Около часа дня консьержка в последний раз оглядела площадки верхних этажей, проверяя, все ли в порядке. Тем временем газовщик обнаружил утечку, вытащил из кожаной сумки с инструментами разводной ключ и с громким шумом закрутил гайку на трубе. Затем он крикнул женщине, что закончил работу, и начал спускаться. Она слышала, как он хлопнул дверью. Но Холмс, конечно же, остался в здании. В прошлый раз он обратил внимание на кладовку под лестницей. Уборщики хранили там метлы и ведра. На дверце висел приколоченный гвоздями небольшой засов. Конечно, у консьержки не было причин заглядывать в эту каморку, но на всякий случай я заскочил в дом и закрыл задвижку. Теперь доброй женщине и в голову не пришло бы, что кто-то может прятаться в запертой кладовке, даже если бы она вдруг об этом подумала. Чтобы еще немного отвлечь консьержку, я вышел на лестницу, потряс лотком и громко спросил, не желает ли кто-нибудь поддержать благое дело. Пожилая дама раздраженно ответила, что сегодня выходной и в доме, кроме нее, никого нет.

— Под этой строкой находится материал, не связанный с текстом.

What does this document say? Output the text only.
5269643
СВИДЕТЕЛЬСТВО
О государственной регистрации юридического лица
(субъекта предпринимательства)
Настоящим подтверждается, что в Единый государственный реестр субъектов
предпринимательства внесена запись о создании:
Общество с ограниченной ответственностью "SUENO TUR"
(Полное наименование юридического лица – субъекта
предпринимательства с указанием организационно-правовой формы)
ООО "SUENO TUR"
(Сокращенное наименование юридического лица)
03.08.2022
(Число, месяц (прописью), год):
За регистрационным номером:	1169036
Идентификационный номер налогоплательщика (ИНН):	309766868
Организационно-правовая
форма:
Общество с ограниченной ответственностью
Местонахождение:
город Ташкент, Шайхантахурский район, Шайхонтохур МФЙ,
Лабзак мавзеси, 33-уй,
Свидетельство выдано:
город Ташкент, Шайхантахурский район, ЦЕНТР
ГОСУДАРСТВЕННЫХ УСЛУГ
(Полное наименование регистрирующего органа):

Через десять минут она ушла, повернув в двери ключ и оставив внутри Холмса с набором отмычек в сумке для инструментов. Чтобы отодвинуть засов на дверце кладовки, ему хватило нескольких секунд. Выбравшись наружу, Холмс вернул его в прежнее положение. Затем он проник в подсобное помещение магазина, в полной уверенности, что никто не придет сюда до самого понедельника. Снял ковер с задней стены и отодрал от нее две короткие доски. Пробравшись в узкую щель, сыщик оказался в темном подвале, пол которого был покрыт слоем щебня. Теперь Холмса отделяла от хранилища лишь стенка из тесаного камня.

Это была скорее перегородка, чем несущая стена. В ней имелось вентиляционное отверстие, забранное металлической решеткой. Следующий час Холмс потратил на то, чтобы выдернуть ее вместе с двумя соседними камнями. Получилось достаточно широкое отверстие, и он проскользнул в него. К двум часам дня, когда я со своим лотком занял позицию возле входа, детектив как раз пробрался в подвал корнхиллского хранилища.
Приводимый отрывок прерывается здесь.